Oh right, Valentine's. I felt doubly guilty answering: "No way! Going with my gal pals and you know -- girls just wanna have fun!"
Sure, we love our other halves, and having the kids on holiday is a joy (right?) but nothing, nothing has the same thrill as getting away with gal pals for a few days R&R.
It's good for us -- and in more ways than one. Some might go so far as to venture it's a necessity. And the guilt? It's gone I'm glad to say, because now I have science on my side.
Yes, research by the University of California has shown that the "strong social networks" and "socially rich environment" enjoyed by women help produce Oxytocin -- the happy hormone which is also released during sex and the, er, not quite so delirious time when you're in labour. It's called the 'bonding hormone' and apparently being around your girlfriends brings it on.
Strong friendships make women more resilient and better able to face life's struggles, claim the boffins. That's the posh way of saying it's the Sex And The City effect: Carrie, Samantha, Charlotte and Miranda went through dozens of men, had their hearts broken, loved and lost but through it all, they had each other.
Oh, and shoes, of course. Even when they had fallen out, they knew it was just a blip. Their friendship (like most good ones) transcended time, age and place. There was quite simply, nothing like it.
It's the reason that women can spend all day with their best friend shopping, talk every subject to death and then come home and spend another hour on the phone with them.
They don't need an excuse, agenda or topic. There doesn't even have to be a reason.
It can annoy some blokes intensely that groups of women can just stop on the street and gab away for ages about seemingly nothing. I reckon they're jealous.
The 'science bit' goes back to the neanderthals, of course. While the men were out hunting and gathering, the women had to make sure that if their homo erectus turned out to be less on target than his mates, she would have enough food to feed her sprogs.

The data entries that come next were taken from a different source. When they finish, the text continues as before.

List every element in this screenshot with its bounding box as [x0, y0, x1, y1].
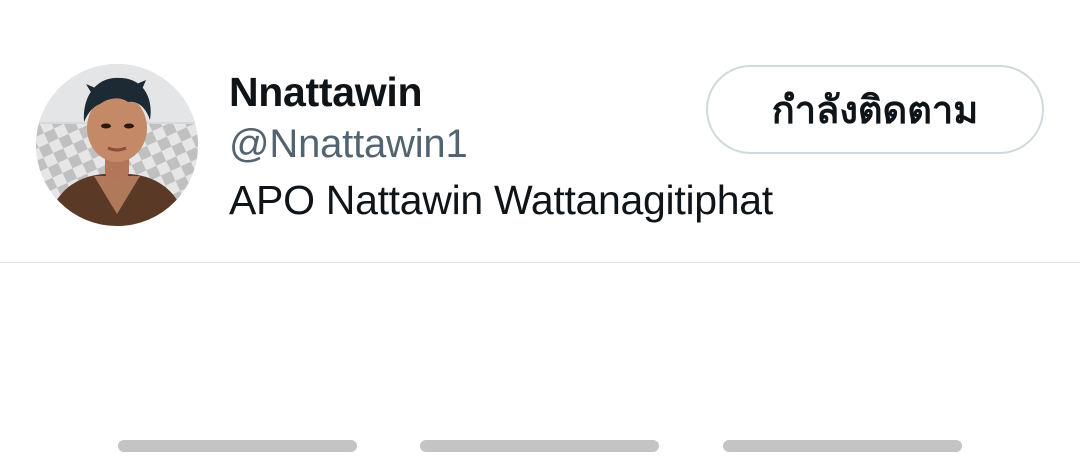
user-handle[interactable]: @Nnattawin1 — [229, 120, 773, 168]
page: Nnattawin @Nnattawin1 APO Nattawin Watta… — [0, 0, 1080, 466]
loading-placeholder-row — [0, 440, 1080, 452]
loading-placeholder-bar — [723, 440, 962, 452]
avatar-image — [36, 64, 198, 226]
loading-placeholder-bar — [118, 440, 357, 452]
user-text: Nnattawin @Nnattawin1 APO Nattawin Watta… — [229, 68, 773, 224]
display-name[interactable]: Nnattawin — [229, 68, 773, 116]
user-cell[interactable]: Nnattawin @Nnattawin1 APO Nattawin Watta… — [0, 0, 1080, 262]
user-bio: APO Nattawin Wattanagitiphat — [229, 177, 773, 223]
avatar[interactable] — [36, 64, 198, 226]
loading-placeholder-bar — [420, 440, 659, 452]
following-button[interactable]: กำลังติดตาม — [706, 65, 1044, 154]
divider — [0, 262, 1080, 263]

Making friendships and building relationships with other women over the fire meant there was a better chance of getting her to share her portion with you, before lurching back to your cave presumably, and complaining, "did you see the get up of her in that loincloth -- what was she thinking?".
The news gets even better, though. The researchers found that oxytocin stimulation can be acquired. In other words, even if you're the broody, Garbo-esque type who only has her cat for company, you can build up your reserves -- and future happiness -- by manufacturing your own happy hormone.
"You can change your behaviour to increase oxytocin. We found hugging everyone can release [it]. It's just a simple thing you can do. Hugging works".
Don't feel tactile? Well, put more effort into making your circle of friends wider, and it will have the same effect. The close relationships train your brain into tricking it happy. "Now we actually know, not only is the brain set up to care about others, it makes us happy to do so," the report concluded.
More importantly though, it finally answers that most elusive of questions asked by men everywhere: what do women want? Well, the answer's clear. A night out with her friends every so often, and she's all yours for the rest of the time.
Keeping her happy is your job, right?